As the 1980s turned into the 1990s, I felt dissatisfied with my career as an applications programmer. Surely, I felt, I with my brilliance could do greater things. In retrospect, I see that the issue was not so much raw intelligence but my reticent yet stubborn personality, but at the time I figured I was in the wrong profession.
It was at a party at the house of Mary Bernard that I heard her brother Joe tell someone that at law school, one learned a different way of thinking. This sounded good to me; with a new way of thinking, I had a new way of succeeding. The story I tell about law school is that I had watched too much “L.A. Law”, learned that lawyers make a lot of money solving problems for interesting people and wrapping things up in an hour … not all of which came to fruition for me … and I wanted that. Perhaps both motivations were true.
I had a mortgage on a condo in downtown Springfield, so I felt I could not move; the only available law school would be Western New England College (WNEC) School of Law. Perhaps this limitation saved me from the frustration of applying to greater schools across the country and being rejected; one thing I learned from law school was the mechanics of verbal persuasion and which I definitely did not have at the time.

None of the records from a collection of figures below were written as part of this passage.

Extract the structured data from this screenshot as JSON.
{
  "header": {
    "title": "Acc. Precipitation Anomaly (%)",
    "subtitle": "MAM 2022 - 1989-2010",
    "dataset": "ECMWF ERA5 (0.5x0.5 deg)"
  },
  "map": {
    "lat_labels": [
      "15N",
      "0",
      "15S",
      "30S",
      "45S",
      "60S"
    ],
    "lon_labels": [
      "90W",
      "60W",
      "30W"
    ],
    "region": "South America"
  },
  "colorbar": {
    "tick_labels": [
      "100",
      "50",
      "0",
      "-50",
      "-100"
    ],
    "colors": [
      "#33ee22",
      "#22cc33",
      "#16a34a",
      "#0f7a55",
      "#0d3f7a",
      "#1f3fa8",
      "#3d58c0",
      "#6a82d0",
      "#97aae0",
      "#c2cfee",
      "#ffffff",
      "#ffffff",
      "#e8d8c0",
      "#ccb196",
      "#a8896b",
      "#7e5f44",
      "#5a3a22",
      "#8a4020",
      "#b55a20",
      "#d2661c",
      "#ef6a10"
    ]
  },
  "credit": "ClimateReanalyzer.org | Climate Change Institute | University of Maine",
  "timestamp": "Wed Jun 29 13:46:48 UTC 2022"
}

At any rate, WNEC it was. I put some thought into how I might succeed. Perhaps participation in Student Government would build skills, make connections and pump up my resume, so I ran for the Student Bar Association (the student governing association with a more pretentious name) without much opposition. The big project for the SBA was re-writing its bylaws (or constitution) so that changes could be made more easily; as written, changes required a majority (or perhaps a supermajority) not of those voting, but of those eligible to vote. Apparently this had stymied every attempt to update the bylaws since it was uncommon to get a majority of those eligible to even vote.

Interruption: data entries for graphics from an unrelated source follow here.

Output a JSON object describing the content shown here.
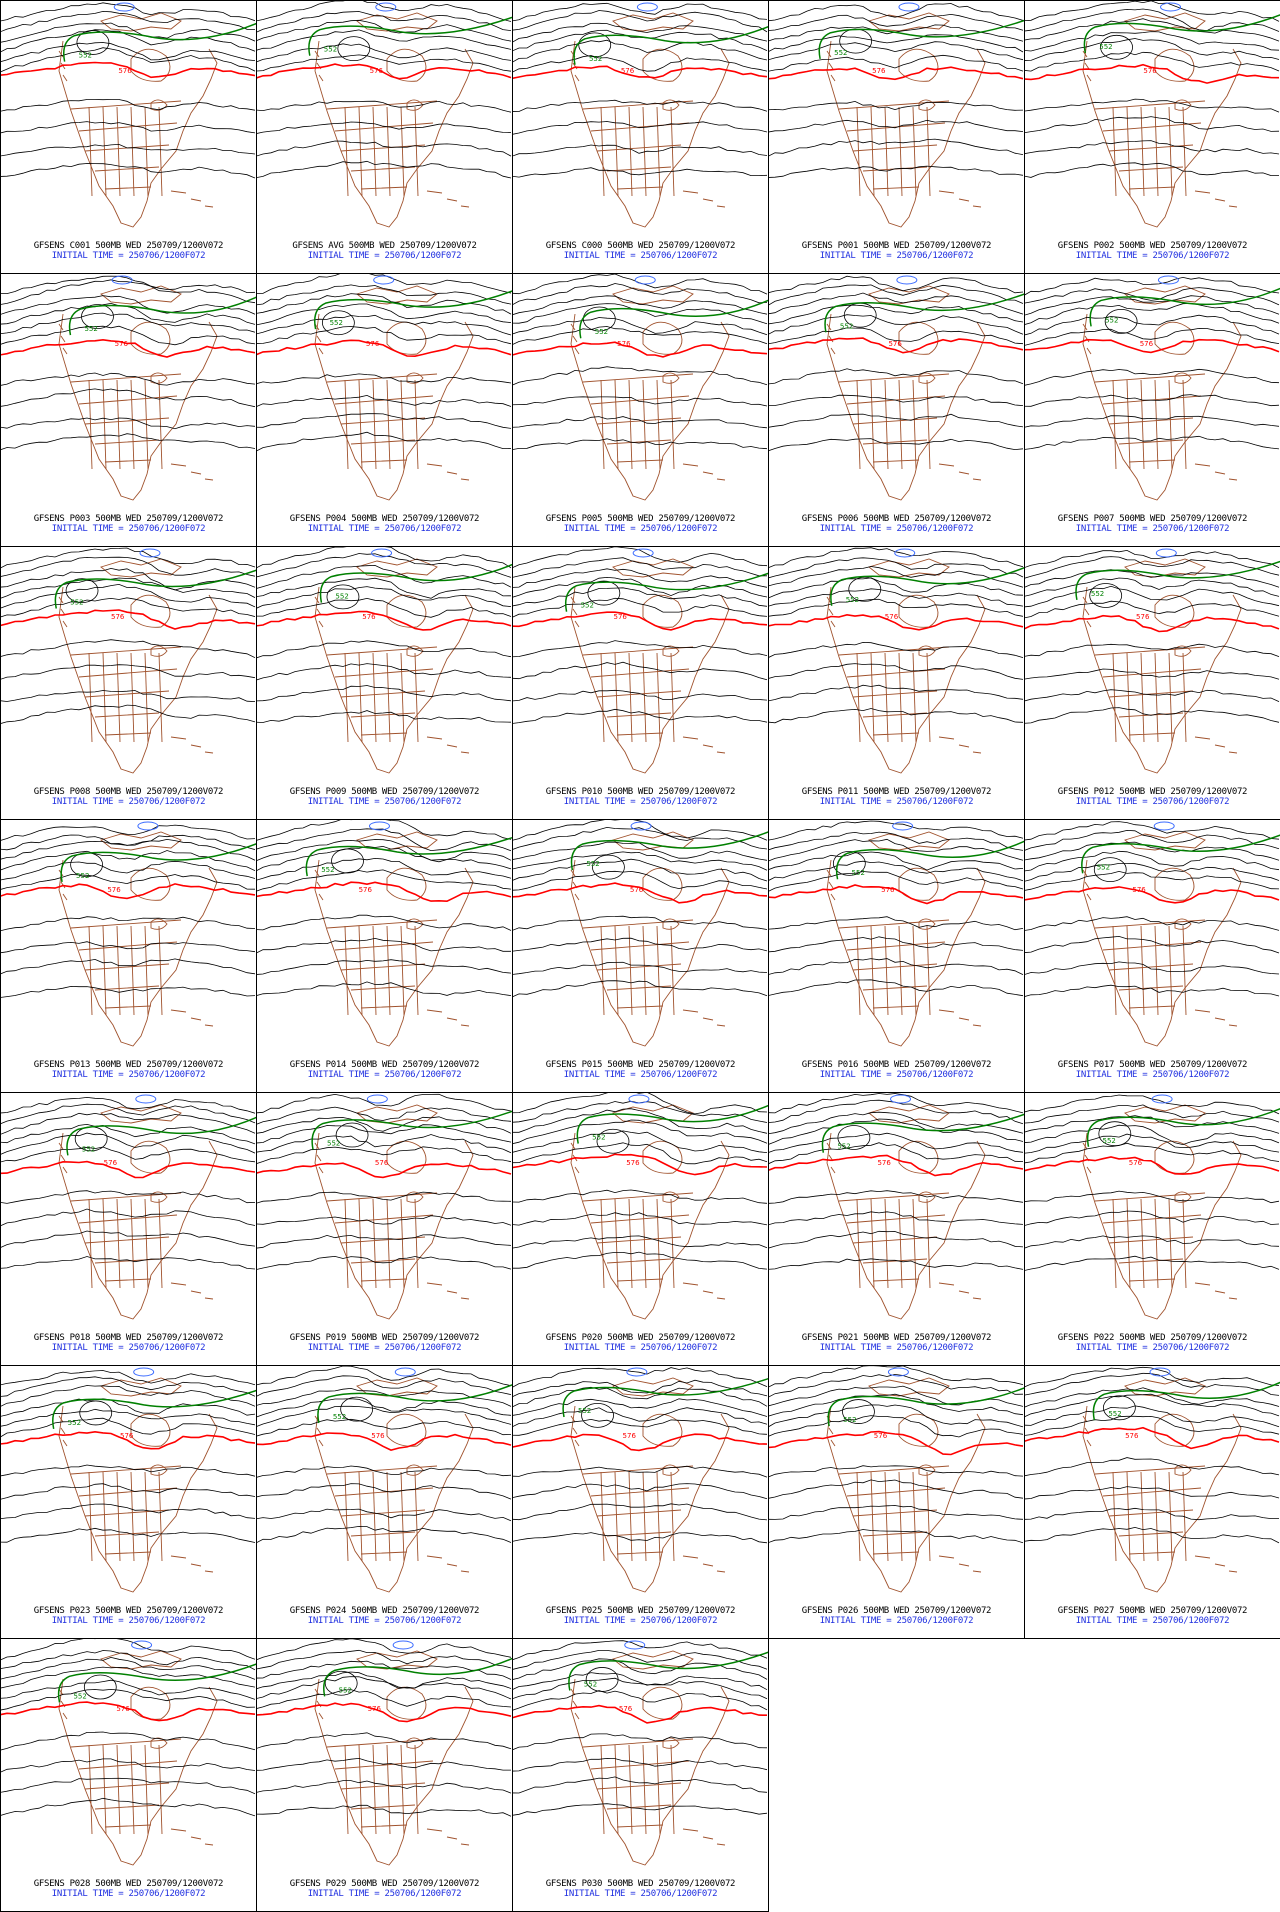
{
  "panels": [
    {
      "caption": "GFSENS C001 500MB WED 250709/1200V072",
      "init": "INITIAL TIME = 250706/1200F072"
    },
    {
      "caption": "GFSENS AVG 500MB WED 250709/1200V072",
      "init": "INITIAL TIME = 250706/1200F072"
    },
    {
      "caption": "GFSENS C000 500MB WED 250709/1200V072",
      "init": "INITIAL TIME = 250706/1200F072"
    },
    {
      "caption": "GFSENS P001 500MB WED 250709/1200V072",
      "init": "INITIAL TIME = 250706/1200F072"
    },
    {
      "caption": "GFSENS P002 500MB WED 250709/1200V072",
      "init": "INITIAL TIME = 250706/1200F072"
    },
    {
      "caption": "GFSENS P003 500MB WED 250709/1200V072",
      "init": "INITIAL TIME = 250706/1200F072"
    },
    {
      "caption": "GFSENS P004 500MB WED 250709/1200V072",
      "init": "INITIAL TIME = 250706/1200F072"
    },
    {
      "caption": "GFSENS P005 500MB WED 250709/1200V072",
      "init": "INITIAL TIME = 250706/1200F072"
    },
    {
      "caption": "GFSENS P006 500MB WED 250709/1200V072",
      "init": "INITIAL TIME = 250706/1200F072"
    },
    {
      "caption": "GFSENS P007 500MB WED 250709/1200V072",
      "init": "INITIAL TIME = 250706/1200F072"
    },
    {
      "caption": "GFSENS P008 500MB WED 250709/1200V072",
      "init": "INITIAL TIME = 250706/1200F072"
    },
    {
      "caption": "GFSENS P009 500MB WED 250709/1200V072",
      "init": "INITIAL TIME = 250706/1200F072"
    },
    {
      "caption": "GFSENS P010 500MB WED 250709/1200V072",
      "init": "INITIAL TIME = 250706/1200F072"
    },
    {
      "caption": "GFSENS P011 500MB WED 250709/1200V072",
      "init": "INITIAL TIME = 250706/1200F072"
    },
    {
      "caption": "GFSENS P012 500MB WED 250709/1200V072",
      "init": "INITIAL TIME = 250706/1200F072"
    },
    {
      "caption": "GFSENS P013 500MB WED 250709/1200V072",
      "init": "INITIAL TIME = 250706/1200F072"
    },
    {
      "caption": "GFSENS P014 500MB WED 250709/1200V072",
      "init": "INITIAL TIME = 250706/1200F072"
    },
    {
      "caption": "GFSENS P015 500MB WED 250709/1200V072",
      "init": "INITIAL TIME = 250706/1200F072"
    },
    {
      "caption": "GFSENS P016 500MB WED 250709/1200V072",
      "init": "INITIAL TIME = 250706/1200F072"
    },
    {
      "caption": "GFSENS P017 500MB WED 250709/1200V072",
      "init": "INITIAL TIME = 250706/1200F072"
    },
    {
      "caption": "GFSENS P018 500MB WED 250709/1200V072",
      "init": "INITIAL TIME = 250706/1200F072"
    },
    {
      "caption": "GFSENS P019 500MB WED 250709/1200V072",
      "init": "INITIAL TIME = 250706/1200F072"
    },
    {
      "caption": "GFSENS P020 500MB WED 250709/1200V072",
      "init": "INITIAL TIME = 250706/1200F072"
    },
    {
      "caption": "GFSENS P021 500MB WED 250709/1200V072",
      "init": "INITIAL TIME = 250706/1200F072"
    },
    {
      "caption": "GFSENS P022 500MB WED 250709/1200V072",
      "init": "INITIAL TIME = 250706/1200F072"
    },
    {
      "caption": "GFSENS P023 500MB WED 250709/1200V072",
      "init": "INITIAL TIME = 250706/1200F072"
    },
    {
      "caption": "GFSENS P024 500MB WED 250709/1200V072",
      "init": "INITIAL TIME = 250706/1200F072"
    },
    {
      "caption": "GFSENS P025 500MB WED 250709/1200V072",
      "init": "INITIAL TIME = 250706/1200F072"
    },
    {
      "caption": "GFSENS P026 500MB WED 250709/1200V072",
      "init": "INITIAL TIME = 250706/1200F072"
    },
    {
      "caption": "GFSENS P027 500MB WED 250709/1200V072",
      "init": "INITIAL TIME = 250706/1200F072"
    },
    {
      "caption": "GFSENS P028 500MB WED 250709/1200V072",
      "init": "INITIAL TIME = 250706/1200F072"
    },
    {
      "caption": "GFSENS P029 500MB WED 250709/1200V072",
      "init": "INITIAL TIME = 250706/1200F072"
    },
    {
      "caption": "GFSENS P030 500MB WED 250709/1200V072",
      "init": "INITIAL TIME = 250706/1200F072"
    }
  ],
  "contour_labels": {
    "green": "552",
    "red": "576"
  },
  "colors": {
    "contour": "#000000",
    "green_contour": "#008000",
    "red_contour": "#ff0000",
    "map_lines": "#a0522d",
    "caption_init": "#1f2fe0",
    "low_blue": "#3c6cff"
  }
}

Undaunted, the SBA representatives pressed on. A session to finalize the language started around dinnertime, allowing for a couple of hours to wrap things up. However, every word was a struggle and these lawyers-in-training eagerly disputed their meaning, purpose and intent. At 9 o’clock we were far from adjournment. 10 o’clock. 11 o’clock. I realized to my horror that the full-time students had nothing better to do, but I and the other night students had jobs the next day. I may have left around midnight, having briefly bonded with a blonde woman who worked for an insurance company.
I am given to udnerstand that language was finalized before the sun rose. It went to a vote of the study body, and as usual, while a large majority of those voting favored the measure, it failed because not enough had voted.
This was a valuable lesson indeed about putting your fate into the hands of eager students with little life experience.